Sealaska bill advances to House

The Sealaska building in Juneau.
The Sealaska building in Juneau. (Photo by Heather Bryant/KTOO)

The Sealaska Corporation is trying to renegotiate its land settlement under the Alaska Native Claims Settlement Act.  The company hopes to select nearly 70,000 acres and revive the all-but-shuttered logging industry in the Tongass National Forest.

Congressman Don Young’s bill would let the company do just that.

“If we don’t pass this bill, they will select lands with old grown timber and harvest the old growth timber,” he said at a committee markup Wednesday afternoon.

Sealaska has been trying to select new acres for decades. If it does not, it still has the rights to land around a number of Southeast Native villages.

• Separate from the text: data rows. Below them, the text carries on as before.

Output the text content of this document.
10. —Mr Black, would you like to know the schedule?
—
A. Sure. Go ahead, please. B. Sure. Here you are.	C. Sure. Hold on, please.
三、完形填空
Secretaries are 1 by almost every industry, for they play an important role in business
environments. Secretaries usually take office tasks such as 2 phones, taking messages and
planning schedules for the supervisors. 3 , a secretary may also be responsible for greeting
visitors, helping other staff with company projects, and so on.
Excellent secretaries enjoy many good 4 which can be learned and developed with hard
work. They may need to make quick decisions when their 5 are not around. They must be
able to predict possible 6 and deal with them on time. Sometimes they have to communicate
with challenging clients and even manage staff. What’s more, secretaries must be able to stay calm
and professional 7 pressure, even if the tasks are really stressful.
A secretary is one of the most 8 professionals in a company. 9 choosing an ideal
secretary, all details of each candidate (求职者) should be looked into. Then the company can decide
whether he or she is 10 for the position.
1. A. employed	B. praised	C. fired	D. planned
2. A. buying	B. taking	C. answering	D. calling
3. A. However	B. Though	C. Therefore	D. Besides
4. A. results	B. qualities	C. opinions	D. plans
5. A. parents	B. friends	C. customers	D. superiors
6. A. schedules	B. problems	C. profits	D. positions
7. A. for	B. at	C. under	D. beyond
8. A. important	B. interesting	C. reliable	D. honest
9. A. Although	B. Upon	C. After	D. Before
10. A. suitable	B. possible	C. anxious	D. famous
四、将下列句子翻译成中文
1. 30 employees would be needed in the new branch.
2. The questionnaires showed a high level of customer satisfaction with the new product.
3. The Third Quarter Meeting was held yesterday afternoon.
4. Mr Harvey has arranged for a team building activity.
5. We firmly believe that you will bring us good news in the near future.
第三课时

The Alaska Congressional delegation has repeatedly introduced the land transfer legislation but failed to pass it out of Congress.

At the House hearing, no members showed any opposition to the bill when it was introduced, so passage was a foregone conclusion. Young nodded and winked at the few Democrats who voted in favor.

As the reading clerk read the tally, Sealaska CEO Chris McNeil, who was flanked by two lobbyists in the back row, grinned.

Afterword, he said he’s happy with the movement of the bill and he predicts will pass this Congress.

“We’re expecting a markup in the Senate, possibly next week,” he said. “If it’s reported out, they’ll both be postured in a more favorable plan than it has been in the past.”

McNeil said this go-around, the corporation has the calendar on its side because it’s still relatively early in the Congressional term.

Not everyone is excited by the movement. Some, like Myla Poelstra, say Congress settled the issue back in 1976, and now Sealaska is trying to pick and choose prime logging lands.

Poelstra, who lives in Edna Bay on Kosciusko Island, said the community has about 65 year round residents. And in the village are two small scale commercial saw mills that rely on small timber sales and restoration contracts from the Forest Service.

“Sealaska is taking those same lands. It’s economic dislocation in order to give Sealaska better timber,” she said in a Wednesday phone interview.

Poelstra said the most recent legislation would allow Sealaska to take over land two miles outside of town. Poelstra runs the Post Office and general store in town and worries Edna Bay would be decimated if this land transfer goes through. Businesses, she said, need to see economic viability to operate in such a small, remote community.

“Once the numbers drop below thresholds that are practical for maintaining a business – and that’s for phones, internet – those services no longer exist,” she said. She predicted the school would likely close, too.

Poelstra, like everyone else, is left waiting.

The Senate version is slightly different from Young’s bill, but it’s expected the differences can be tweaked. There’s no indication either version will make it to the floor anytime soon.